Liddel też ma nazbieranych pasów , a korzystał całą karierę tylko z brudnego boksu co czyni go jednowymiarowym zawodnikiem
Z brudnego boksu to korzystał Couture albo Hendo, Liddell głównie bił z dystansu. A oprocz stojki miał dobrą obrone przed obaleniami i zawsze jak został przewrocony od razu wstawał (skutek przeszłości zapaśniczej) co sprawia, że nie byl jednowymiarowym zawodnikiem. Świetnie sobie radzil w conajmniej dwóch płaszczyznach.
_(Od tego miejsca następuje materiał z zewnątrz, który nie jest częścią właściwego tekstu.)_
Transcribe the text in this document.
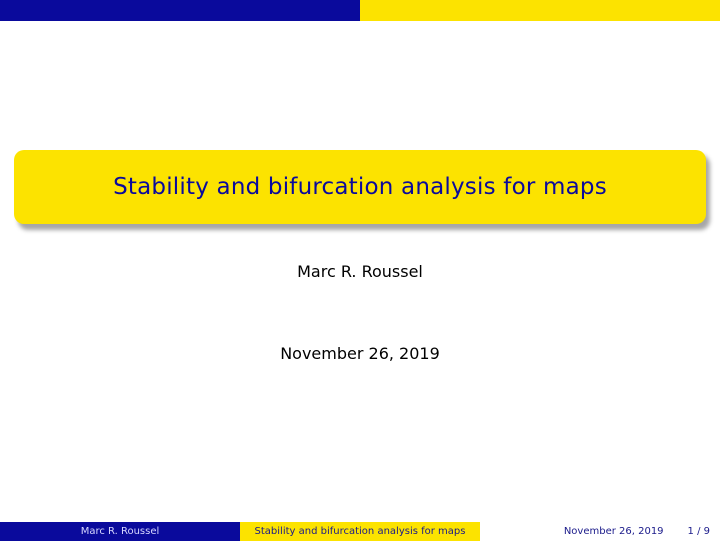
Stability and bifurcation analysis for maps
Marc R. Roussel
November 26, 2019
Marc R. Roussel	Stability and bifurcation analysis for maps	November 26, 2019 1 / 9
obecnie jednowymiarowcy również bardzo dobrze sobie radzą
vide JDS
Bez przesady. JDS ma brązowy pas
bjj w przeciwienstwie do takiego Cro Copa, który umiejetnosci parterowe miał gdzieś na poziomie niebieskiego. Poza tym pragnę przypomnieć, ze ostatnio JDS zaskoczył nas obaleniami (i to nie na byle kim, a na zawodniku drugiej dywizji zapasów). JDS nie jest jednowymiarowy.
Pride to po prostu były inne czasy. Od tego czasu MMA poszło ostro do przodu, ale trzeba przyznać że gdyby nie Pride to tak szybko by się ten sport nie rozwinął. W Pride zawodnicy jednowymiarowi potrafili zdobywać tytuły, jak Cro Cop czy Big Nog. Wtedy Fedor był chyba jednym z nielicznych wszechstronnych zawodników. Teraz to co najwyżej można być specjalistą w jednej płaszczyźnie ale trzeba być bardzo dobrym w pozostałych aspektach walki.
Big Nog, Rampage i Shogun zdobyli pasy UFC, pokonując mistrzów tej organizacji. Nig Nog nawet go nie stracił, tylko został wydymany. Dwóch ostatnich straciło, ale i tak sobie zayebiscie dalej radzą. Hendo też sobie dalej zayebiscie radzi. Fedor po upadku Pride nayebał ówczesnych mistrzów UFC (Tima Sylvię i Arlovskiego). To wcale nie tak, że Prajdowcy byli gorsi, a poziom w Japonii niższy. Po prostu jedni potrafili sie przestawić, a inni nie. Poza tym nie zapominajmy, ze od upadku Pride minełu 4 lata.